Quand ils furent arrivés chez Mme Dumont, on leur fit voir différents dessins de maisons. Jeanne en choisit une qui avait un petit perron de dix marches sur le côté, et une galerie sur la façade. Le toit avançait d'un mètre tout autour pour garantir le perron et la galerie; ce qui permettait aussi de mettre les ustensiles de culture à l'abri sur les deux autres côtés. Cette maison contenait d'abord l'étable en bas et un cellier aussi creusé de deux pieds; et dans l'étable un petit endroit qui n'existe pas ordinairement dans les maisons de paysans, et auquel Jeanne tenait beaucoup par propreté. Au-dessus, deux chambres et un petit escalier pour aller au grenier; car Jeanne trouvait bien laid pour une femme de monter à l'échelle. Mais il fallait au moins quinze cents francs pour bâtir cette maison, et grand Louis trouvait que c'était bien lourd pour sa bourse. Maître Tixier lui dit:
«Ne t'en inquiète pas, grand Louis; je te prêterai sept cents francs remboursables en sept ans, et comme j'aime à être payé exactement, je te les ferai gagner; de cette façon, tu pourras conserver un peu d'avance.
--Mon Dieu, que vous êtes bon, notre maître! dit Jeanne; quand je serai dans notre maison, je penserai toujours que c'est à vous que je dois mon bonheur.»
On commence la maison de Jeanne.
«Puisque vous voulez bâtir, mes, enfants, dit maître Tixier en rentrant chez lui, commencez donc tout de suite; pour qu'une maison soit saine, il faut qu'elle sèche au moins pendant un an. Grand Louis, ce n'est pas encore le temps des foins; profite de ce qu'il n'y a pas grand'chose à faire ici pour te procurer des matériaux.

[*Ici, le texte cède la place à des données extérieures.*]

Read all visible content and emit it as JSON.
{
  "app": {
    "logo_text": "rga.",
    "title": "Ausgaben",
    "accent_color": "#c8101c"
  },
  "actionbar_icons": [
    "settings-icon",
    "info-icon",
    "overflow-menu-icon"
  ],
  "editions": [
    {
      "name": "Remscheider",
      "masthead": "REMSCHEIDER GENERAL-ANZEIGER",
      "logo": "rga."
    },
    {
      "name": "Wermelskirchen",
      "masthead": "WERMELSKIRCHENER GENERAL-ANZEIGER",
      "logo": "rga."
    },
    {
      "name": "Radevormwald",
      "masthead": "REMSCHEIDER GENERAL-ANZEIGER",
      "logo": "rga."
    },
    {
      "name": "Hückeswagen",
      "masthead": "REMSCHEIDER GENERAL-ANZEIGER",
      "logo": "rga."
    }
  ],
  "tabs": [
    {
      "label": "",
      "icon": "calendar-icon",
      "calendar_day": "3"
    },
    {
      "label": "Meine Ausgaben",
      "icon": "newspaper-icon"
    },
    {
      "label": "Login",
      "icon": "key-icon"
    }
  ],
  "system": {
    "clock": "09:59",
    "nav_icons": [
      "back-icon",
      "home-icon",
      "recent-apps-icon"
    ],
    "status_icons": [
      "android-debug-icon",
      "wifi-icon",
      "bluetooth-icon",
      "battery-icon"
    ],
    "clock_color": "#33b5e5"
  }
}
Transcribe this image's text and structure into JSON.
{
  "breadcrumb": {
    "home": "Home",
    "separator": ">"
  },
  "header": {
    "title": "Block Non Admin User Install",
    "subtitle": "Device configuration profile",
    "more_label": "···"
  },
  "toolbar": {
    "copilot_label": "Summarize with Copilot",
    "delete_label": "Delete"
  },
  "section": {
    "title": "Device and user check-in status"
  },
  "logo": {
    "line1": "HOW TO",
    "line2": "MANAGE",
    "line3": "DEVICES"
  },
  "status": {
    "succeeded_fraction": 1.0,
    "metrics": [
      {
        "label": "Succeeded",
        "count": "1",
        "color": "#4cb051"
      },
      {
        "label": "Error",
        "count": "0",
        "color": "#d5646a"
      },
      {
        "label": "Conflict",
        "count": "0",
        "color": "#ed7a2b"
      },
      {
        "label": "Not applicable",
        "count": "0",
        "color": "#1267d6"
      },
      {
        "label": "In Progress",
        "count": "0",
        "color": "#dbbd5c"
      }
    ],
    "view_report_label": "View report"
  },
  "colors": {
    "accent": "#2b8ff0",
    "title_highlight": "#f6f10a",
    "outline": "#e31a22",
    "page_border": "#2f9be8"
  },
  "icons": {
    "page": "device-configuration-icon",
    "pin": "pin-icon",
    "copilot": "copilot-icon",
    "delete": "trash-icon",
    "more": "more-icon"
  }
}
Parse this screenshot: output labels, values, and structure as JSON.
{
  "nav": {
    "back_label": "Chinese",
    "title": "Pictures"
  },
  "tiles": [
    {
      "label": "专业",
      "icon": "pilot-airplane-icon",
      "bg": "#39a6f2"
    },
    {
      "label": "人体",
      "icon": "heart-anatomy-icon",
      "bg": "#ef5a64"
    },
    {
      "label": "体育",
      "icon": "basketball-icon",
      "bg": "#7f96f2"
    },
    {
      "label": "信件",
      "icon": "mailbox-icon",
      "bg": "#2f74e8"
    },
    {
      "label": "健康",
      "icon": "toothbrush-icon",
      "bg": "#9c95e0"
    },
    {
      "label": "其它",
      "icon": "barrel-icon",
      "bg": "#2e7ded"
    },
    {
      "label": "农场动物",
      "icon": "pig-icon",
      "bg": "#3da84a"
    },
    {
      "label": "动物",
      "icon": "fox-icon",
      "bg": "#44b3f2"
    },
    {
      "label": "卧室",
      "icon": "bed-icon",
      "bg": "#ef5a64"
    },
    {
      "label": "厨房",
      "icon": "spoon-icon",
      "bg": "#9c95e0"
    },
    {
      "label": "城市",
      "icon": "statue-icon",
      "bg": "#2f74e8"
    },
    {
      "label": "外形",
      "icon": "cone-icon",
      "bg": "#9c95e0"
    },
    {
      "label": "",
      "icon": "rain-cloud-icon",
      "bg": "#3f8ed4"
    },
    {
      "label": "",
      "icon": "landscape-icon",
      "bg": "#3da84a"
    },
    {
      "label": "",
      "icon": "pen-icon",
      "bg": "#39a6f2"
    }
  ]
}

--Notre maître, je vais prendre le père Darnaud, qui a un bon cheval et qui me conduira tout ce qui est nécessaire. Il n'est pas juste que j'emploie pour moi le temps que vous me payez.
--Et moi, je te dis qu'il est juste d'aider un brave domestique qui m'a servi pendant quinze ans; je n'entends pas que tu te serves d'autres bêtes que des miennes.»
Maître Tixier fit faucher le sainfoin qui était dans le champ de Jeanne, et l'on mit les ouvriers à creuser les fondations. La bâtisse allait son train; et quand Jeanne n'avait rien à faire, elle promenait la petite Nannette jusque là; si les ouvriers ne comprenaient pas bien le plan de Mme Isaure, elle le leur expliquait.
Après la moisson, l'on posa la charpente; mais l'on n'enduisit pas encore les murs, afin qu'ils eussent le temps de sécher entièrement jusqu'au printemps suivant. Quand la maison fut couverte, Jeanne dit qu'il fallait bêcher le jardin, afin de le planter à l'automne.
«Je veux beaucoup d'arbres fruitiers, dit-elle, et de toutes les espèces. Il y en aura au bord des allées qui couperont le jardin en quatre carrés, et puis dans celle qui en fera le tour; et je veux des pêchers le long du mur au midi, et des treilles qui garniront notre galerie.»